The fifth annual Hoover Institution Workshop on Modern China, entitled “Crossing the 1949 Divide: The Hoover Archives and Contemporary Chinese History,” was held during July 31 and August 4, 2017. Co-organized and cosponsored with the Seminar of East Asian Studies, Free University of Berlin, this year the workshop featured seven speakers from the United States, Germany, Austria, and Taiwan who explored Hoover’s unique modern China collections and evaluated how these historical treasures help reshape our understanding of contemporary China and post-1949 Taiwan. Workshop attendees presented their research to over three hundred audience from the Hoover/Stanford community as well as to researchers and mass media in the San Francisco Bay Area. Participants were as follows:
Klaus Mühlhahn (Free Berlin University) shared his findings about the issue of China’s examination systems from a historical and institutional perspective. Utilizing Hoover’s numerous Chinese archival sources, his presentation focused on the history of the examination system to recruit administrative personnel for the state from the late imperial era to present-day China. It demonstrated that the historical evolution of key institutions profoundly shaped society and politics across the political divides of 1911 and 1949.
Susanne Weigelin-Schwiedrzik (University of Vienna) raised important questions about China’s relations with Okinawa across the 1949 divide. She reevaluated whether or not the Nationalist Chinese government under Chiang Kai-shek truly played a decisive role in the status of Okinawa during World War II and reexamined whether Okinawa as part of the defunct Ryukyu Kingdom that performed a tributary role to imperial China really mattered, when the island’s fate was determined during the Cairo Conference of 1943. She also reexamined whether the current unending protests of Okinawans are related to the island’s special position as a disputed sphere of interest between China and Japan.
Yi-shen Chen (Institute of Modern History, Academia Sinica) introduced the story of Colonel Chang Hsien-yi, a CIA-nurtured spy who halted Taiwan’s secret nuclear weapon programs in early 1988. In late 1987, as Taiwan’s underground nuclear program was gaining steam, Colonel Chang defected to the United States with the help of the CIA. In Washington D.C., he revealed damning evidence of the progress Taiwan had made toward building an atomic bomb. Using this episode as a case study, Chen examined the nature of US-Taiwan relationship after Taipei and Washington severed diplomatic ties in early 1979.
Tsui-lien Chen (National Taiwan University) explained the practice of transitional justice in Taiwan and how the current ruling Democratic Progressive Party (DPP) facilitated Taiwan’s becoming a “normal country” where democracy can be consolidated.

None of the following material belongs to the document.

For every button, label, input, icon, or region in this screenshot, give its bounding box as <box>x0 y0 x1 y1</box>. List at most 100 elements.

Consulting Hoover’s rich historical holdings and tracing Taiwan’s party-state system since the end of World War II, Chen argued that the Chinese Nationalist Party (KMT) not only controlled the government, penetrated society, and extracted resources but also shaped ideology, dictated adoration, and persecuted political dissidents. As the DPP returned to power in 2016, it began liquidating KMT party assets, removing Chiang Kai-shek’s statue, and passing new regulations to facilitate the transformation of justice.

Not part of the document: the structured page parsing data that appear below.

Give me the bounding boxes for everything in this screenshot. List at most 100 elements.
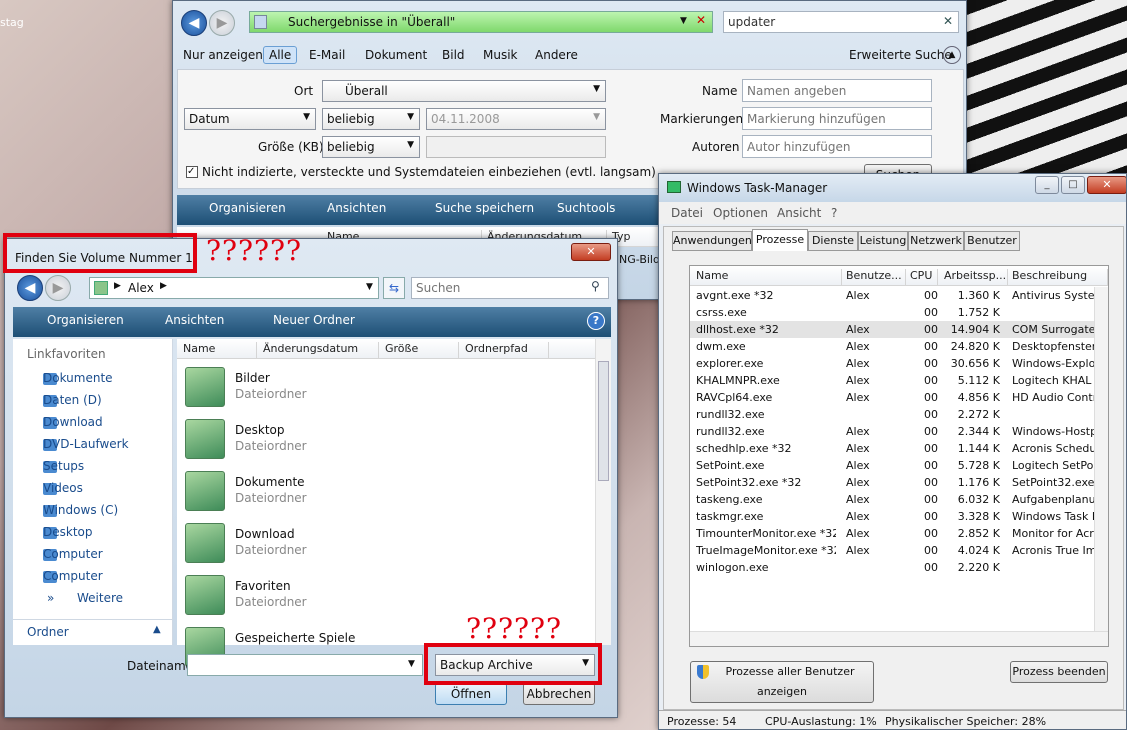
filename-input[interactable]: ▼ <box>187 654 423 676</box>
open-button[interactable]: Öffnen <box>435 683 507 705</box>
process-row[interactable]: rundll32.exe 00 2.272 K <box>690 406 1100 423</box>
process-row[interactable]: TrueImageMonitor.exe *32 Alex 00 4.024 K Acr… <box>690 542 1100 559</box>
help-icon[interactable]: ? <box>587 312 605 330</box>
menu-view[interactable]: Ansicht <box>777 206 821 220</box>
process-row[interactable]: explorer.exe Alex 00 30.656 K Windows-Explor… <box>690 355 1100 372</box>
favorite-item[interactable]: Daten (D) <box>43 393 102 407</box>
file-item[interactable]: Download Dateiordner <box>177 521 587 571</box>
file-item[interactable]: Desktop Dateiordner <box>177 417 587 467</box>
menu-options[interactable]: Optionen <box>713 206 768 220</box>
minimize-button[interactable]: _ <box>1035 176 1059 194</box>
process-row[interactable]: TimounterMonitor.exe *32 Alex 00 2.852 K Mon… <box>690 525 1100 542</box>
col-memory[interactable]: Arbeitssp... <box>944 269 1008 285</box>
menu-help[interactable]: ? <box>831 206 837 220</box>
include-checkbox[interactable]: ✓ <box>186 166 198 178</box>
favorite-item[interactable]: Windows (C) <box>43 503 118 517</box>
process-row[interactable]: winlogon.exe 00 2.220 K <box>690 559 1100 576</box>
organize-menu[interactable]: Organisieren <box>209 201 286 215</box>
filename-dropdown-icon[interactable]: ▼ <box>408 659 415 669</box>
size-mode-select[interactable]: beliebig ▼ <box>322 136 420 158</box>
filter-email[interactable]: E-Mail <box>309 48 345 62</box>
process-row[interactable]: dwm.exe Alex 00 24.820 K Desktopfenster-... <box>690 338 1100 355</box>
tab-users[interactable]: Benutzer <box>964 231 1020 251</box>
tab-services[interactable]: Dienste <box>808 231 858 251</box>
location-select[interactable]: Überall ▼ <box>322 80 606 102</box>
col-file-modified[interactable]: Änderungsdatum <box>263 342 379 358</box>
filter-music[interactable]: Musik <box>483 48 518 62</box>
advanced-search-toggle[interactable]: Erweiterte Suche <box>849 48 952 62</box>
dialog-search-input[interactable] <box>411 277 609 299</box>
scrollbar-thumb[interactable] <box>598 361 609 481</box>
col-cpu[interactable]: CPU <box>910 269 938 285</box>
dialog-search-icon[interactable]: ⚲ <box>591 279 600 293</box>
file-item[interactable]: Dokumente Dateiordner <box>177 469 587 519</box>
col-process-name[interactable]: Name <box>696 269 842 285</box>
back-button[interactable]: ◀ <box>181 10 207 36</box>
process-row[interactable]: SetPoint.exe Alex 00 5.728 K Logitech SetPoi… <box>690 457 1100 474</box>
show-all-processes-button[interactable]: Prozesse aller Benutzer anzeigen <box>690 661 874 703</box>
col-file-size[interactable]: Größe <box>385 342 459 358</box>
favorite-item[interactable]: Computer <box>43 547 103 561</box>
process-row[interactable]: KHALMNPR.exe Alex 00 5.112 K Logitech KHAL M… <box>690 372 1100 389</box>
dialog-views-menu[interactable]: Ansichten <box>165 313 224 327</box>
col-description[interactable]: Beschreibung <box>1012 269 1108 285</box>
forward-button[interactable]: ▶ <box>209 10 235 36</box>
cancel-button[interactable]: Abbrechen <box>523 683 595 705</box>
filter-all[interactable]: Alle <box>263 46 298 64</box>
favorite-item[interactable]: Videos <box>43 481 83 495</box>
authors-input[interactable] <box>742 135 932 158</box>
dialog-address-bar[interactable]: ▶ Alex ▶ ▼ <box>89 277 379 299</box>
collapse-icon[interactable]: ▲ <box>943 46 961 64</box>
dialog-close-button[interactable]: ✕ <box>571 243 611 261</box>
col-file-path[interactable]: Ordnerpfad <box>465 342 549 358</box>
tab-performance[interactable]: Leistung <box>858 231 908 251</box>
clear-search-icon[interactable]: ✕ <box>943 14 953 28</box>
maximize-button[interactable]: □ <box>1061 176 1085 194</box>
process-row[interactable]: taskeng.exe Alex 00 6.032 K Aufgabenplanun..… <box>690 491 1100 508</box>
dialog-back-button[interactable]: ◀ <box>17 275 43 301</box>
process-hscroll[interactable] <box>690 631 1108 646</box>
filter-other[interactable]: Andere <box>535 48 578 62</box>
address-bar[interactable]: Suchergebnisse in "Überall" ▼ ✕ <box>249 11 713 33</box>
refresh-button[interactable]: ⇆ <box>383 277 405 299</box>
tags-input[interactable] <box>742 107 932 130</box>
name-input[interactable] <box>742 79 932 102</box>
save-search-button[interactable]: Suche speichern <box>435 201 534 215</box>
filter-image[interactable]: Bild <box>442 48 465 62</box>
breadcrumb-next-icon[interactable]: ▶ <box>160 281 167 291</box>
address-dropdown-icon[interactable]: ▼ <box>366 282 373 292</box>
file-item[interactable]: Bilder Dateiordner <box>177 365 587 415</box>
search-tools-menu[interactable]: Suchtools <box>557 201 615 215</box>
tab-applications[interactable]: Anwendungen <box>672 231 752 251</box>
col-file-name[interactable]: Name <box>183 342 257 358</box>
search-input[interactable] <box>723 11 959 33</box>
close-button[interactable]: ✕ <box>1087 176 1126 194</box>
favorite-item[interactable]: Dokumente <box>43 371 113 385</box>
dialog-forward-button[interactable]: ▶ <box>45 275 71 301</box>
tab-network[interactable]: Netzwerk <box>908 231 964 251</box>
favorite-item[interactable]: Computer <box>43 569 103 583</box>
process-row[interactable]: RAVCpl64.exe Alex 00 4.856 K HD Audio Contro… <box>690 389 1100 406</box>
end-process-button[interactable]: Prozess beenden <box>1010 661 1108 683</box>
address-dropdown-icon[interactable]: ▼ <box>680 16 687 26</box>
process-row[interactable]: SetPoint32.exe *32 Alex 00 1.176 K SetPoint3… <box>690 474 1100 491</box>
favorite-item[interactable]: Download <box>43 415 103 429</box>
breadcrumb-alex[interactable]: Alex <box>128 281 154 295</box>
process-row[interactable]: avgnt.exe *32 Alex 00 1.360 K Antivirus Syst… <box>690 287 1100 304</box>
favorite-item[interactable]: DVD-Laufwerk <box>43 437 129 451</box>
process-vscroll[interactable] <box>1094 287 1108 631</box>
col-user[interactable]: Benutze... <box>846 269 906 285</box>
new-folder-button[interactable]: Neuer Ordner <box>273 313 355 327</box>
process-row[interactable]: rundll32.exe Alex 00 2.344 K Windows-Hostpr.… <box>690 423 1100 440</box>
date-field-select[interactable]: Datum ▼ <box>184 108 316 130</box>
more-favorites[interactable]: Weitere » <box>47 591 123 605</box>
filter-document[interactable]: Dokument <box>365 48 427 62</box>
tab-processes[interactable]: Prozesse <box>752 229 808 251</box>
file-list-scrollbar[interactable] <box>595 339 611 645</box>
date-mode-select[interactable]: beliebig ▼ <box>322 108 420 130</box>
stop-icon[interactable]: ✕ <box>696 13 706 27</box>
process-row[interactable]: dllhost.exe *32 Alex 00 14.904 K COM Surroga… <box>690 321 1100 338</box>
favorite-item[interactable]: Desktop <box>43 525 93 539</box>
menu-file[interactable]: Datei <box>671 206 703 220</box>
dialog-organize-menu[interactable]: Organisieren <box>47 313 124 327</box>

James Z. Gao (University of Maryland) drew attention to the common betrayals phenomena in post-1949 China’s political campaigns. His talk illustrated how the People’s Republic of China (PRC) used political and economic means to gradually prevail over consumer power in Shanghai and how institutional coercion and material temptation defined a new norm of shopping behaviors. Based on Hoover’s archival collections on post-1949 PRC, Gao discovered that the consumers betrayed their alliance with merchants, a small group of women betrayed interests of most women, and the Shanghai workers were persuaded or forced to stop helping hungry peasants and thus betrayed their families in their home villages. Finally, the privileged food rationing program was introduced to entertain the urban consumers, making the policy implementation possible in Shanghai and other Chinese cities.
Margaret Mih Tillman (Purdue University) focused on several social problems plaguing contemporary China through the 1950s, especially child care and the mobilization of women in the labor force. She demonstrated that after the establishment of the PRC, members of the Women’s Federation also established and managed preschools and kindergartens to mobilize the female workforce. This rhetoric intensified through the Great Leap Forward, when the state attempted to assume responsibility for female duties, such as cooking, child care, and elder care. She also argued that early childhood education remained private and diverse and relied extensively on the Chinese Communists’ KMT precedents.
Glenn Tiffert (University of Michigan) closed this year’s workshop with a presentation on the history of the Anti-Rightist Campaign of 1957-59. Focusing on dozens of articles originally published around this period and utilizing a combination of close reading and computational techniques, Tiffert demonstrated how the source base from the early PRC has been silently reconstructed, which ideas and voices have been filtered from it, and what the historiographical significance of that censorship amounted to. His talk demonstrated empirically how the increasing reliance by scholars outside of China on such digital databases inadvertently empowers the PRC government to export its domestic censorship regime abroad and to reshape the on-the-fly record from which tomorrow’s histories will be written to favor its chosen narratives of the moment.